Björn Kern: Solicante solo

published by Fischer Taschenbuch
Jann, a failed organic brewer, and Ruth, a psychotherapist, couldn’t be more different as a couple. She loves the bustle of her hometown Berlin, but Jann is looking for a better life in the country. When Jann bought a huge manor in the Oderbruch, a barracks, without Ruth’s consent, the relationship gradually fell apart. They are united by their love for their daughter. Björn Kern created characters that touched me. He paints a picture of young couples trying to get everything right in this day and age, when everything seems less binding and everything is possible. Despite everything, humor is not neglected in this book.

Francesca Melandri:
All except me

published by Verlag Karl Wagenbach
The protagonist, a middle-aged Roman woman with a more left-wing liberal attitude, is consistent in her efforts to do the right thing. One day a young Ethiopian migrant stands at her door and claims to be her brother.
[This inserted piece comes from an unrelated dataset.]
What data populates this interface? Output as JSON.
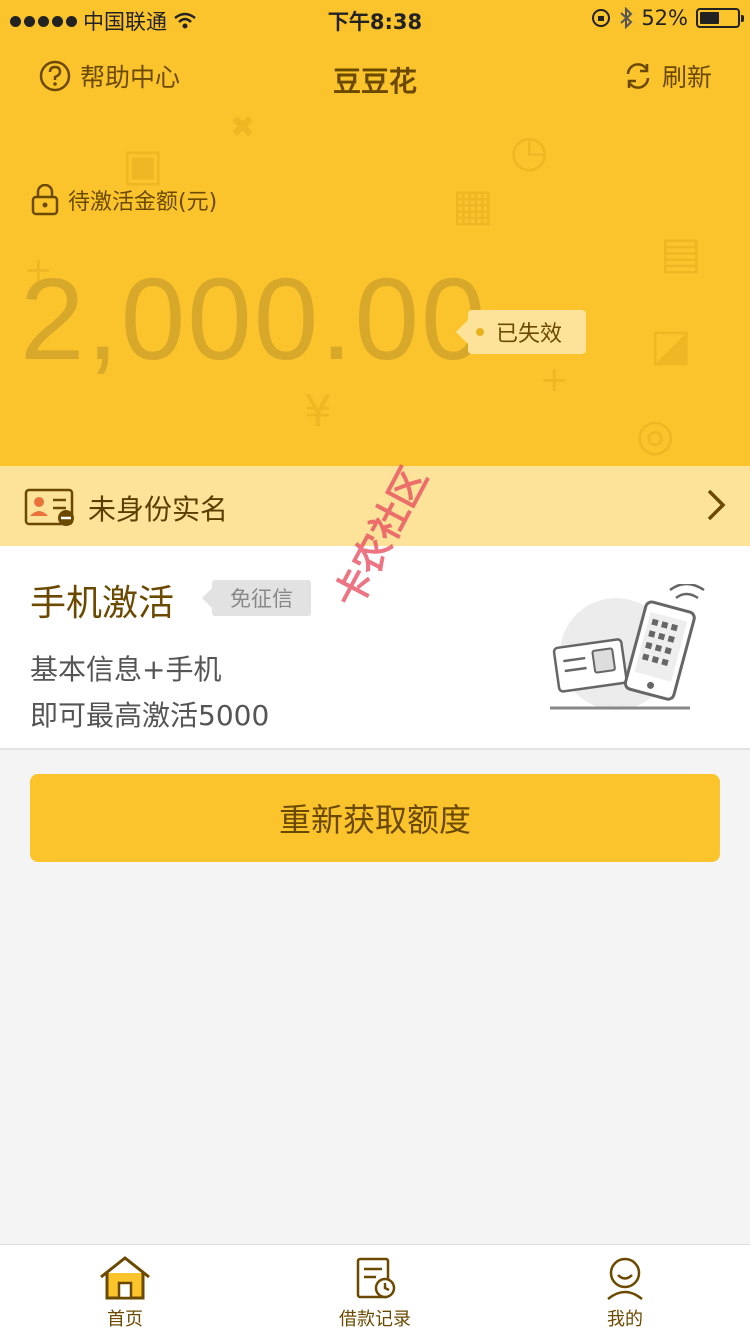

Their security quickly falls apart, and the search for truth, the search for the real family history, begins. It becomes a search for Italian history, which in its colonial days in Ethiopia was not covered with fame. The result is a portrait of Italian society that makes you think. The question remains: is it enough to be born in the right country, is it enough to always do what appears to be the right thing? A book to sink into.

Goldie Goldbloom:
A whole world

published by Hoffmann & Campe
Surie, a 57-year-old Orthodox Jew, realizes she is pregnant with twins. In order to protect her family from the impending scandal, however, she does not tell anyone about it. Only her midwife at the Williamsburg Hospital, New York, supports her during this difficult phase and quickly gets her a job as a Yiddish interpreter to justify her visits to the hospital. Goldie Goldbloom, who lives in a Hasidic community herself, has written a touching and intense novel about a strong woman. Your insights into this closed religious community, with its rigid rules and numerous traditions, are impressive and frightening at the same time.
Benedict Wells:
Hard Land

published by Diogenes
Rarely for me has a book captured the essence of summer like “Hard Land”. 15-year-old Sam worked in a cinema in 1985. What begins as an attempt to shed his outsider role leads to friendships and Sam’s first love. In the best tradition of the “coming-of-age novels”, Sam will not be the same after this summer – for better or for worse. Wells manages to capture the wonderful feeling of that first, great summer love. If you want to think back to it, you will find perfect reading here.